In the first part of this dissertation, I investigated the modulation of proboscis extension by inputs and outputs of the learning center (mushroom body, MB) in the fly brain. I identified 10 split-Gal4 lines that cover 7 different cell types of MB output neurons (MBONs) that decrease the probability of proboscis extension when activated. Silencing these neurons had modest effects on proboscis extension. Additionally, I found 3 split-Gal4 lines labeling dopaminergic neurons (DANs) that decrease proboscis extension to sucrose, upon activation. I also found that the MBONs which suppress proboscis extension upon activation do not respond to sucrose. Lastly, I describe areas for putative neurons that are downstream of MBONs.

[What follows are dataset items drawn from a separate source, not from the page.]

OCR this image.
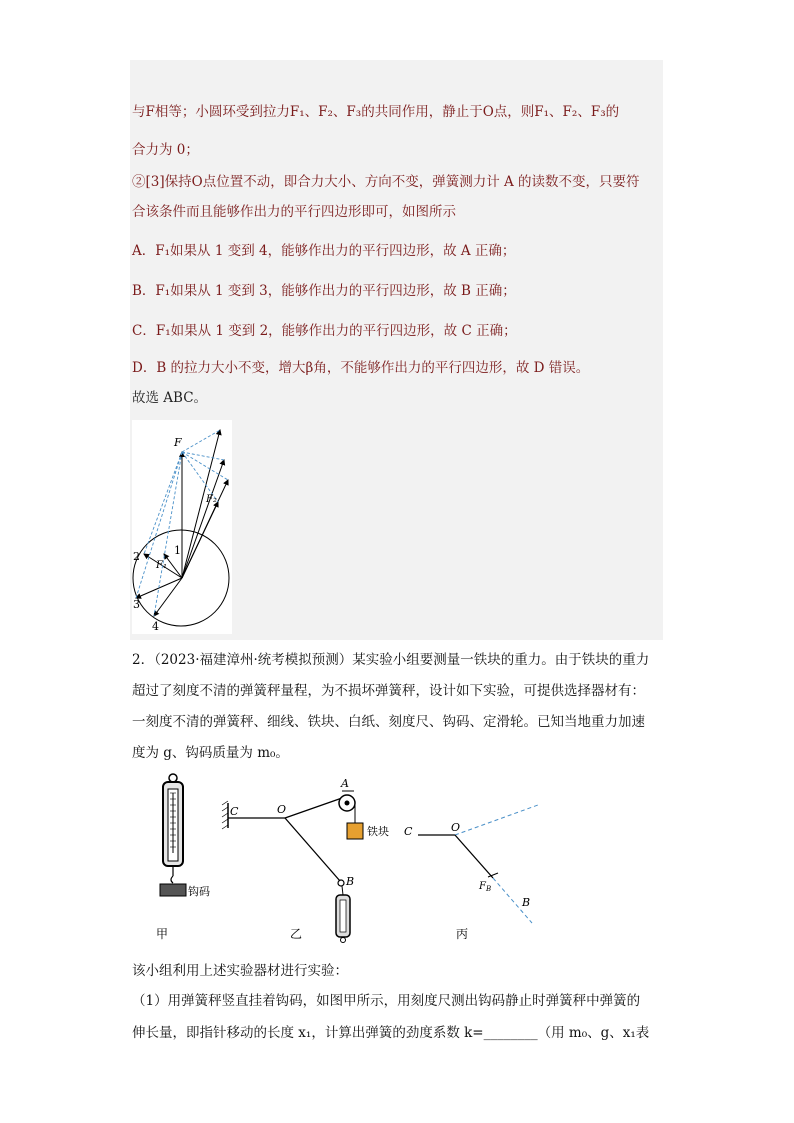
与F相等；小圆环受到拉力F₁、F₂、F₃的共同作用，静止于O点，则F₁、F₂、F₃的
合力为 0；
②[3]保持O点位置不动，即合力大小、方向不变，弹簧测力计 A 的读数不变，只要符
合该条件而且能够作出力的平行四边形即可，如图所示
A．F₁如果从 1 变到 4，能够作出力的平行四边形，故 A 正确；
B．F₁如果从 1 变到 3，能够作出力的平行四边形，故 B 正确；
C．F₁如果从 1 变到 2，能够作出力的平行四边形，故 C 正确；
D．B 的拉力大小不变，增大β角，不能够作出力的平行四边形，故 D 错误。
故选 ABC。
F
F₂
F₁
1
2
3
4
2．（2023·福建漳州·统考模拟预测）某实验小组要测量一铁块的重力。由于铁块的重力
超过了刻度不清的弹簧秤量程，为不损坏弹簧秤，设计如下实验，可提供选择器材有：
一刻度不清的弹簧秤、细线、铁块、白纸、刻度尺、钩码、定滑轮。已知当地重力加速
度为 g、钩码质量为 m₀。
钩码
甲
C	O
A
B
铁块
乙
C	O
$F_B$
B
丙
该小组利用上述实验器材进行实验：
（1）用弹簧秤竖直挂着钩码，如图甲所示，用刻度尺测出钩码静止时弹簧秤中弹簧的
伸长量，即指针移动的长度 x₁，计算出弹簧的劲度系数 k=________（用 m₀、g、x₁表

In the second part of this dissertation, I outline the methods I developed for a large-scale calcium imaging experiment to track neuronal changes during an aversive taste conditioning paradigm. While this set of experiments was ultimately inconclusive because we lacked a good positive control and behavioral readout to determine successful learning in our in vivo prep, we believe that outlining the experimental methods and analysis pipeline may be useful and applicable for more general analysis of large-scale calcium imaging endeavors to answer questions about neuronal changes during a behavior.

Overall, my thesis research investigated how the activity of MB inputs and outputs impinges on feeding behavior by characterizing mushroom body neurons that antagonize feeding behavior and examining how they alter activity in feeding circuits. The work described in this thesis provides insight into how the mushroom body flexibly alters the response to taste compounds and modifies feeding decisions.